You may have seen the irregular tangled webs commonly known as cobwebs in ignored corners of a house, much less visited lofts and basements. These webs become more visible by gathering dust. These webs are formed by the air-breathing arthropods called spiders. Not all spiders build webs. There are many different species of spiders which spin different kinds of webs. While the common house spiders weave cobwebs, some species spin silken webs too.

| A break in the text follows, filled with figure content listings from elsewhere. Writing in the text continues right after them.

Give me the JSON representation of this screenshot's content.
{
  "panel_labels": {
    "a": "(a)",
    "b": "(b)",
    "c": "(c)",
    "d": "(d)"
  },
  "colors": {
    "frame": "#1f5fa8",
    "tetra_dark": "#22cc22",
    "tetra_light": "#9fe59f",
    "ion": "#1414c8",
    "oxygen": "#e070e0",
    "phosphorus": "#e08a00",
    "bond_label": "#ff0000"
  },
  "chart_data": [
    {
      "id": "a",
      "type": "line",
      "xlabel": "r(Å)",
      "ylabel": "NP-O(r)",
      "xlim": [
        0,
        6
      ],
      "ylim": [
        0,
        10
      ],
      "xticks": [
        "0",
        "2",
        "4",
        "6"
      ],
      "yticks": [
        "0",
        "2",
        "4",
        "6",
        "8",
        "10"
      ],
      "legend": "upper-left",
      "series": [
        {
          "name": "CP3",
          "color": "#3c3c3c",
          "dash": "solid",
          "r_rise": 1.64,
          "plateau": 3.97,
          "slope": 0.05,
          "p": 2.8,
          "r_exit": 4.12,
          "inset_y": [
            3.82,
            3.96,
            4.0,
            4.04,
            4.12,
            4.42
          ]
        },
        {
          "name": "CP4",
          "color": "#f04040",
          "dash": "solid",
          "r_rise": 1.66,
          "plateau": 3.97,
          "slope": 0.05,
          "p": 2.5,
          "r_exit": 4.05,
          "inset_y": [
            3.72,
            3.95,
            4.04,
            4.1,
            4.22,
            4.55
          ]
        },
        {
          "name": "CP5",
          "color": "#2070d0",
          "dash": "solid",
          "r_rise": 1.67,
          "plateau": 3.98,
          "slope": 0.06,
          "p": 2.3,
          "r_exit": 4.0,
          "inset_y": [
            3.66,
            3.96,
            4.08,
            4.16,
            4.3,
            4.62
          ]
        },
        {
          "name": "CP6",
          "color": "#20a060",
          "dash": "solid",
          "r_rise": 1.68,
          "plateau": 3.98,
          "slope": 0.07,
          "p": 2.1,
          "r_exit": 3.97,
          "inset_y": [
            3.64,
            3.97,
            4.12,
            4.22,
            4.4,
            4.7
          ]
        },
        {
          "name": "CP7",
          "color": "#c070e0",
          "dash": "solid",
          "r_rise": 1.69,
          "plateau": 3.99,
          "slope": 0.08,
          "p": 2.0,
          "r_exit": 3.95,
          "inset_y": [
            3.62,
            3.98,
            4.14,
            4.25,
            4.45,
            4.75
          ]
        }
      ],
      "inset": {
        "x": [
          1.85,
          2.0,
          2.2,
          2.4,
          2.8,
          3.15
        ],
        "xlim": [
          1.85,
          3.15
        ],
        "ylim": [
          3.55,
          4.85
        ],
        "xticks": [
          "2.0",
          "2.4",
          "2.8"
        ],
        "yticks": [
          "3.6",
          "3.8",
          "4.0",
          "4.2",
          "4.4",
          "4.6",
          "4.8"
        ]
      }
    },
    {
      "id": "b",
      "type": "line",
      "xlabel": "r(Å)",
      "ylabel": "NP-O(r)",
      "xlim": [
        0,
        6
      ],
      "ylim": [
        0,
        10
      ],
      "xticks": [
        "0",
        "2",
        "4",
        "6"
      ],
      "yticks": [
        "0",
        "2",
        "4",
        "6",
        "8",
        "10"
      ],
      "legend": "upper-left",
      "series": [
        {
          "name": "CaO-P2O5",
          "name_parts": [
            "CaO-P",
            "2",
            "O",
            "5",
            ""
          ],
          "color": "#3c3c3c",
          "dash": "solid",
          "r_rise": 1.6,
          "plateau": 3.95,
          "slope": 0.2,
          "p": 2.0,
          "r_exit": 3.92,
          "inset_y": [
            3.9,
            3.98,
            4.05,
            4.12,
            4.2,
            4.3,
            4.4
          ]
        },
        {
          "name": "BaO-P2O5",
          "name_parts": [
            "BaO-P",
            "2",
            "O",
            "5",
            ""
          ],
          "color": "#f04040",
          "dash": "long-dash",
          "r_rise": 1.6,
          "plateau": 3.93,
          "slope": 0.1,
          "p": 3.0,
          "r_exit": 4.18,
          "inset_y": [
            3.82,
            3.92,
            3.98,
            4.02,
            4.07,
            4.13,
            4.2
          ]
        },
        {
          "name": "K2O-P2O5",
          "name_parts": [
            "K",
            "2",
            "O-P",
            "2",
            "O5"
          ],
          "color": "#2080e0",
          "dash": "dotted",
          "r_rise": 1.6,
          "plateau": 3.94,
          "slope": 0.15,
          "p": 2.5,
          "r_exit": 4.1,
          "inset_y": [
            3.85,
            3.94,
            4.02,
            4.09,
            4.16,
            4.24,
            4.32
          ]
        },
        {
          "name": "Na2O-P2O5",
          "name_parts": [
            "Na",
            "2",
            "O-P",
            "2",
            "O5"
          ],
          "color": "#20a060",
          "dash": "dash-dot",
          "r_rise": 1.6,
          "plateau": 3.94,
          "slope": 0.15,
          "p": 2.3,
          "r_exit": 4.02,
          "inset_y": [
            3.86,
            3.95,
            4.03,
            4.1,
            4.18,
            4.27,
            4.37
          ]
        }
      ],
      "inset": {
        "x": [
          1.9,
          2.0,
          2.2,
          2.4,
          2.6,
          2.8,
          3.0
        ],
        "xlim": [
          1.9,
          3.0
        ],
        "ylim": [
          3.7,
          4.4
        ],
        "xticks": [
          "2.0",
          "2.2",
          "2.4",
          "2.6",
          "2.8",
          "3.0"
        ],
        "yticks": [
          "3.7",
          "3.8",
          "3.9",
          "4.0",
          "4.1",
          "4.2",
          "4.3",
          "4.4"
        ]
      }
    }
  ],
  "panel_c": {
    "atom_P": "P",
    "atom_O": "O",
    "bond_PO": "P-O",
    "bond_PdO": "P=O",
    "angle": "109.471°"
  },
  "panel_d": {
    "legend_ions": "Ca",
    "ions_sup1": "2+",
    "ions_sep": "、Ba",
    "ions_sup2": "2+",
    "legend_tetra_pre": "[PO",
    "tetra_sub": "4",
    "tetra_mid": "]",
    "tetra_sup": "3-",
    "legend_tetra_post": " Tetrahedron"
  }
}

Spider silk is in fact the strongest fiber known even while compared with steel of same diameter. The giant webs of South Pacific spider are strong enough to be used as fishing nets. Spider’s silk is made up of amino acids like glycine and alanine. Though silkworms produce silk, a spider’s spinning capabilities are no match to them. They secrete silk proteins dissolved in water based solution with the help of special silk glands. There could be multiple silk glands that secrete different silk varieties in different amounts. The solution is injected via long ducts connecting to the spider’s spinning organ called spinneret. The protein molecules are pulled out of the ducts by what are called spigots on the spinneret. While in contact with air, the molecules stretch out and link together to form long strands. These strands are wound by spinnerets to form tough silk.
In spite of the fact that the spiders silk is unbelievably strong, humans have not yet found a way to tap the fiber. The most common use of silk is like that of a rope to a climber. On any danger encountered on the way, the spider takes the safe path back to origin. The web also helps in gathering food for spiders by wrapping up any insect that approaches the web though not all spiders catch their prey spinning a web.